0
votes

I'm using databricks with python on Azure to process my data.the result of this process will be saved as csv file on azure blob storage.

but here's the problem. when the result file is more than 750 Mb an error occurred.

after some research on google, I knew that I have to increase my Scala.rc.message.maxSize, and I did that. the problem is the maximum size that I can set is only 2Gb, and as I using databricks to analyze big data, I do expecting a file much more than 2 Gb.

the question is:

  1. is 2 Gb is really the maximum message size which are supported on Azure Databricks? I tried to search and go through the official document from Microsoft but cannot find any information regarding this.

  2. is there any way for me to increase the value? or even set it to scalable depends on my data.

here is my python code for these process.

#mount azure storage to my databricks
dbutils.fs.mount(
  source = "wasbs://mystoragecontainer.blob.core.windows.net",
  mount_point = "/mnt/test3",
  extra_configs = {"fs.azure.account.key.mystoragecontainer.blob.core.windows.net":dbutils.secrets.get(scope = "myapps", key = "myappskey")})


#define saving process in a function
def save_data(df, savefile):
  df.coalesce(1).write.mode("overwrite").options(header="true").format("com.databricks.spark.csv").save(savefile)
  res = savefile.split('/')
  ls_target = savefile.rstrip(res[-1])
  dbutils.fs.ls(savefile+"/")
  fileList = dbutils.fs.ls(savefile+"/")
  target_name = ""
  for item in fileList:
    if item.name.endswith("csv"):
      filename= item.path
      target_parts = filename.split('/')
      target_name = filename.replace('/'+target_parts[-2]+'/', '/')
      print(target_name)
      dbutils.fs.mv(filename, ls_target)
    else:
      filename= item.path
      dbutils.fs.rm(filename, True)
  dbutils.fs.rm(savefile, True)
  dbutils.fs.mv(target_name, savefile)

# call my save function
save_data(df,"dbfs:/mnt/test3/myfolderpath/japanese2.csv")

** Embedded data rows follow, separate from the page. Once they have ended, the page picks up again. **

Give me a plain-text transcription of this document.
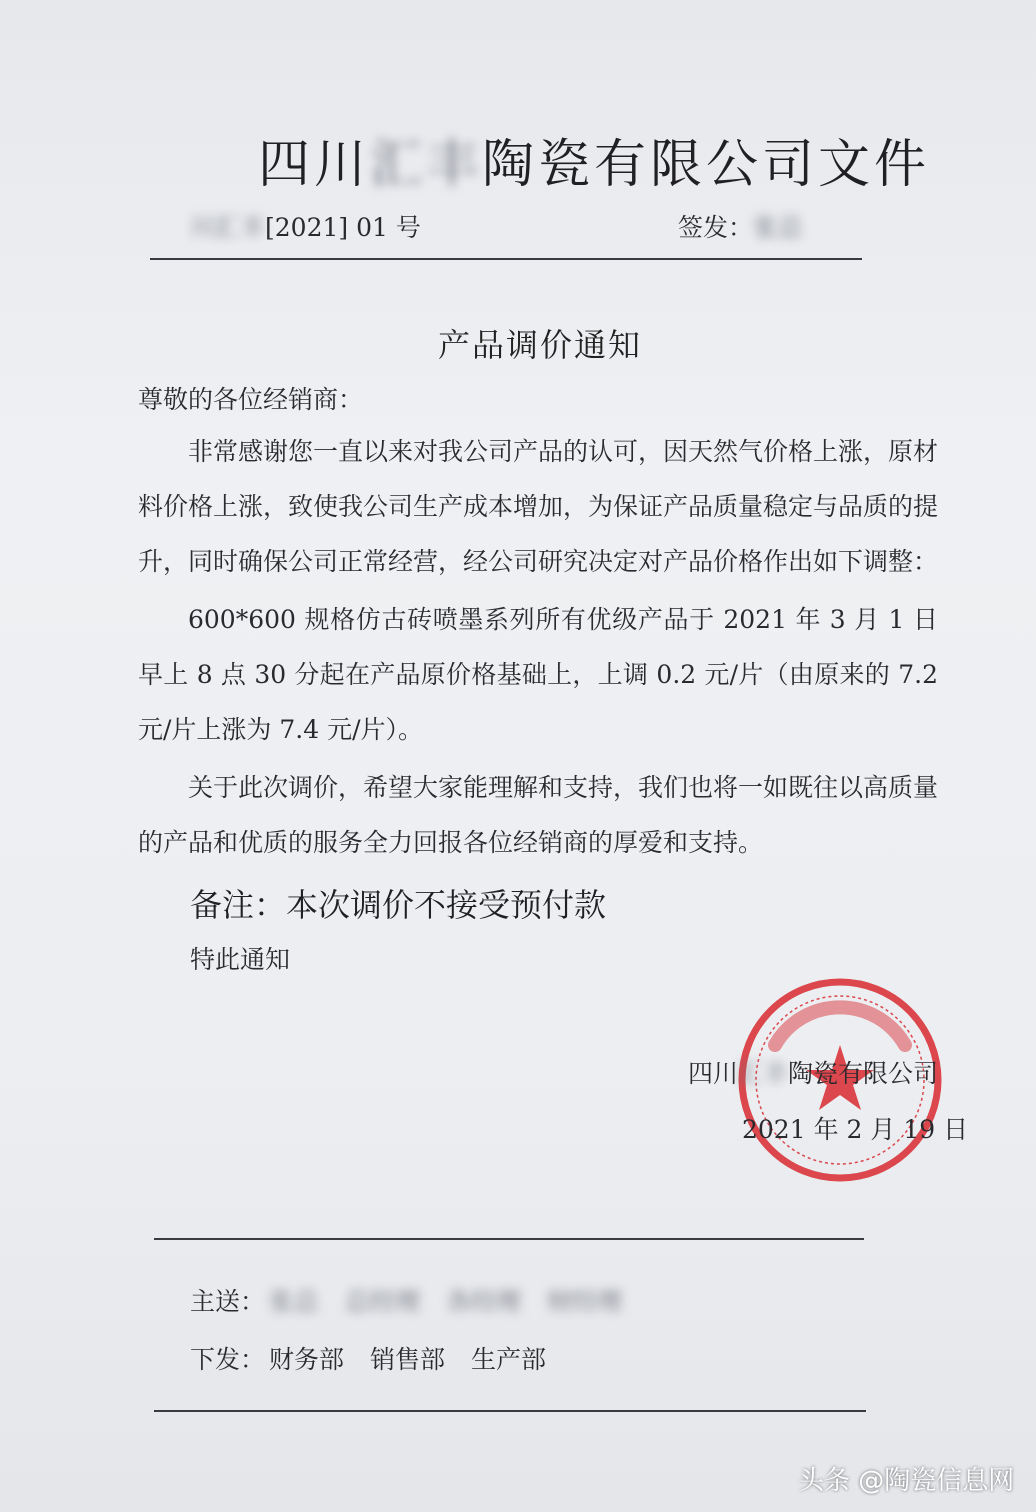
四川汇丰陶瓷有限公司文件
川汇丰[2021] 01 号	签发：张总
产品调价通知
尊敬的各位经销商：
非常感谢您一直以来对我公司产品的认可，因天然气价格上涨，原材料价格上涨，致使我公司生产成本增加，为保证产品质量稳定与品质的提升，同时确保公司正常经营，经公司研究决定对产品价格作出如下调整：
600*600 规格仿古砖喷墨系列所有优级产品于 2021 年 3 月 1 日早上 8 点 30 分起在产品原价格基础上，上调 0.2 元/片（由原来的 7.2 元/片上涨为 7.4 元/片）。
关于此次调价，希望大家能理解和支持，我们也将一如既往以高质量的产品和优质的服务全力回报各位经销商的厚爱和支持。
备注：本次调价不接受预付款
特此通知
四川汇丰陶瓷有限公司
2021 年 2 月 19 日
主送： 张总 总经理 各经理 财经理
下发： 财务部 销售部 生产部
头条 @陶瓷信息网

any information would be appreciated.

bests,

1
What have you tried so far ? There are limitations on the dbfs with Databricks Runtime 5.5 and below which supports only files less than 2GB in size. If you use local file I/O APIs to read or write files larger than 2GB you might see corrupted files. That being said, you should be able to write much larger files in Python to a mounted storage. Can you share some code you tried ? - Axel R.
Hi @AxelR. thank you for your response. I already mounted my azure storage but the same problem persist. added my code into my first post, please check it for your reference. - oRoberto

1 Answers

1
votes

If I understand correctly, you want to merge the distributed csv generated by :

df.coalesce(1).write.mode("overwrite").options(header="true").format("com.databricks.spark.csv").save(savefile) 

I would suggest you try to convert it into a pandas dataframe and write into a single csv like below :

# call my save function
df.toPandas().to_csv("/dbfs/mnt/test3/myfolderpath/japanese2.csv")

This should write a single csv containing all the data in your dataframe. Be careful to use /dbfs/ when using Pandas as it uses the file API instead of the DBFS API.

Also, this is pySpark, not really scala.